Già, le discese ardite e le risalite, su e giù, in alto con un grande salto. Lucio Battisti cantava di un amore passato, ma a me da sempre questa canzone rammenta il fascino delle corse in bicicletta. Quand’ero bambino, giravo in bicicletta insieme a mio nonno a Villa Ada e a villa Borghese e, da adolescente, con gli amici, pedalavo da Castel Giubileo a Ponte di Mezzocammino, 32 km lungo il Tevere, a testa bassa sul manubrio e via di corsa, per arrivare primo.

“Ha figli, lei?” mi ha domandato ieri il mio superiore.

“No; e comunque, anche se ne avessi, sarebbero rimasti a Roma. Qui non li avrei portati” ho risposto.

“Peccato. Avrebbe potuto accompagnarli alla nuova mirabolante pista di bici-cross, tra via Palermo e via San Giovanni Bosco. L’hanno inaugurata qualche giorno fa. Una vera meraviglia, dicono, nata dalla collaborazione di almeno una dozzina di imprese e associazioni. È aperta a tutti, se le interessa.”

“Ah, be’, sì be’”, ho risposto; e mi sono riproposto di andare a vedere, prima o poi, ma senza fretta, ché ormai ho capito che il mio superiore si beffa di me, forse perché, da originario di Potenza, non ama noi Romani e si identifica in questa città di provincia, chissà.

Ma questa mattina, per lavoro, ho dovuto passare da quelle parti e mi sono guardato attorno a lungo, con attenzione. Nessuna pista da bici-cross in vista. Un viale con alberi stenterelli mal potati. Di là dal viale, alla mia sinistra, alcuni edifici presumibilmente di uffici o cose simili e più lontano un lavaggio per automobili. Di qua, alla mia destra, prima di un baraccotto giallo, sotto il sole a picco un solingo prato spelacchiato, grande all’incirca come la sala del piccolo Circolo degli scacchi che frequentavo a Roma. Nel prato tre o quattro bislacche pedane azzurro-biancastre, di scarsa ampiezza e di poco sopraelevate dal terreno, sembravano precari sedili improvvisati di rara scomodità. Ma la pista da bici-cross non pervenuta. Dovevo aver capito male le indicazioni o mi ero perso.
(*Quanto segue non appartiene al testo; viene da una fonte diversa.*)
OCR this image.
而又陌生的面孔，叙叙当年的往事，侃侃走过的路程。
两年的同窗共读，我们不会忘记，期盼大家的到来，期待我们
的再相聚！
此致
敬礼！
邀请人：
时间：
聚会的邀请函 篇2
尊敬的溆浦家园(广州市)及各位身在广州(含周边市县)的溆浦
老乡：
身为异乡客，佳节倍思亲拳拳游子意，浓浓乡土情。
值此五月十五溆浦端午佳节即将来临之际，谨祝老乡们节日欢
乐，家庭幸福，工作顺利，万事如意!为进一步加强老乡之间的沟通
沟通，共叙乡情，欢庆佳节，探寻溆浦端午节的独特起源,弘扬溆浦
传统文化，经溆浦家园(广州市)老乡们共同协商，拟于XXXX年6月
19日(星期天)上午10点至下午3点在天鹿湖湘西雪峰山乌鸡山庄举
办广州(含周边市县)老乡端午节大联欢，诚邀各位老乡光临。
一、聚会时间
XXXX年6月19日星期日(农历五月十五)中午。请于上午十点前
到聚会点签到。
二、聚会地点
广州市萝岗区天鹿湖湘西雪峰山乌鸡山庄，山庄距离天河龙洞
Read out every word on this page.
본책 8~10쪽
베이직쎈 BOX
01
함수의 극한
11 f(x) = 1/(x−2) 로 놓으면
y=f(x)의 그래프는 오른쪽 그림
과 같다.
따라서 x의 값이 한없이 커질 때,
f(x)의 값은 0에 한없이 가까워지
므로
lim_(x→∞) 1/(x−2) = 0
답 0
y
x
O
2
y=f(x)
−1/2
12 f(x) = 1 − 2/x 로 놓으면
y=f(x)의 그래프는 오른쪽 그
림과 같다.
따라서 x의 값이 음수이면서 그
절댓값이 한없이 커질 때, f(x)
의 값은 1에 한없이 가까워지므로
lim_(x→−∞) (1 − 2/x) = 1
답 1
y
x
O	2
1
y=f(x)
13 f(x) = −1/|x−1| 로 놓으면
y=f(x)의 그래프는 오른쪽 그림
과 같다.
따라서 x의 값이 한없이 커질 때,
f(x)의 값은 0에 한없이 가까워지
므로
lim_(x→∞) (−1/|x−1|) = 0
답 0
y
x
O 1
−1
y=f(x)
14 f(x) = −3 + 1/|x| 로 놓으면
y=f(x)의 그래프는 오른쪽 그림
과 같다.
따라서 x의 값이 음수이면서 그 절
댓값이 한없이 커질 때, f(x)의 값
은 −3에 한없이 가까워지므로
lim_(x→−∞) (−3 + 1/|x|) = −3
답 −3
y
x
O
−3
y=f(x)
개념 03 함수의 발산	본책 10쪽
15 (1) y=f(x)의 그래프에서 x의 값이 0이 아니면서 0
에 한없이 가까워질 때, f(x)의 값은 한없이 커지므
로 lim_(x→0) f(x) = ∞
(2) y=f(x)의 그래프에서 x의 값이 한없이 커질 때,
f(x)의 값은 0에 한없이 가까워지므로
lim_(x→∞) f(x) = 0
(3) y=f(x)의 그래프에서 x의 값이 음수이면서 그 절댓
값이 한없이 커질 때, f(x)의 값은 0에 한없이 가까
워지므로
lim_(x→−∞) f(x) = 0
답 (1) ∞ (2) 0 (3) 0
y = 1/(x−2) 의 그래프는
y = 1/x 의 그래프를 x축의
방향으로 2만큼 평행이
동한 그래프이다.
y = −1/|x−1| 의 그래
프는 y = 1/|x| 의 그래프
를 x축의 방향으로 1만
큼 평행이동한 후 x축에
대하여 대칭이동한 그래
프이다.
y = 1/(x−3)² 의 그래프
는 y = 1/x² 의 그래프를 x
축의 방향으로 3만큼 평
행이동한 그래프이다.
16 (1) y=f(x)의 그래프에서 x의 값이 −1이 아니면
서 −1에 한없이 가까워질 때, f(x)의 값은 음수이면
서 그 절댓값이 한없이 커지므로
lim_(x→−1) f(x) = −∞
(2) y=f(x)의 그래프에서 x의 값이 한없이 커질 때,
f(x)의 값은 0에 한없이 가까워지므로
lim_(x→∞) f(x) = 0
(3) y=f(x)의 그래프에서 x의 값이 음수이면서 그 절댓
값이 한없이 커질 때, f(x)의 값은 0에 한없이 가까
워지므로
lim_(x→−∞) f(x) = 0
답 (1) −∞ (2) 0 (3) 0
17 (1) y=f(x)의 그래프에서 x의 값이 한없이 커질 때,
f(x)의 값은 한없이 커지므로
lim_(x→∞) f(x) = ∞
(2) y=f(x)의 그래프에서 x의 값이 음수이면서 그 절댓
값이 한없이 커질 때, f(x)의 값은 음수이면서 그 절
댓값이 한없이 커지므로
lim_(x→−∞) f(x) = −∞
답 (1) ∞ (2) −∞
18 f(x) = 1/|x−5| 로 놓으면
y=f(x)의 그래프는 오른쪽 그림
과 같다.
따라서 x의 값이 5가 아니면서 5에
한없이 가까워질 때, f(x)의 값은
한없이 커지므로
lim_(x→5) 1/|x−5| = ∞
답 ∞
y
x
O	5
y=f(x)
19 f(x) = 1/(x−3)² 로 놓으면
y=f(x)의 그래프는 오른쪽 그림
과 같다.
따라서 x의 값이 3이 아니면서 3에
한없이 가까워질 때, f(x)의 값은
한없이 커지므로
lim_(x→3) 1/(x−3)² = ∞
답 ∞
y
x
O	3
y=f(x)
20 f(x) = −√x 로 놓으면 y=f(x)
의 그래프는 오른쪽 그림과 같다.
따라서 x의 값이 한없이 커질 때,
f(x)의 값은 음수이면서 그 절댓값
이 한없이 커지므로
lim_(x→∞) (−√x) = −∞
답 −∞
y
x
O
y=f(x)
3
Mi sono avvicinato a un uomo anziano al guinzaglio di un Terranova, che lo stava più o meno trascinando lungo il bordo del prato, tra cartacce e sporcizia varia; e gli ho domandato dove fosse la pista mirabolante di bici-cross.

“È questa” – mi ha risposto, indicando con il braccio libero dal guinzaglio il prato spelacchiato – “Fino a cinque anni fa qui c’erano molti begli alberi. La Giunta precedente li ha abbattuti. Questa non li ha ripiantati e ha costruito la pista. Un progetto europeo, sa…” e, con l’espressione di chi pensa che sono tutti pazzi questi europei, mi ha salutato con la mano, mentre il cane lo trainava altrove.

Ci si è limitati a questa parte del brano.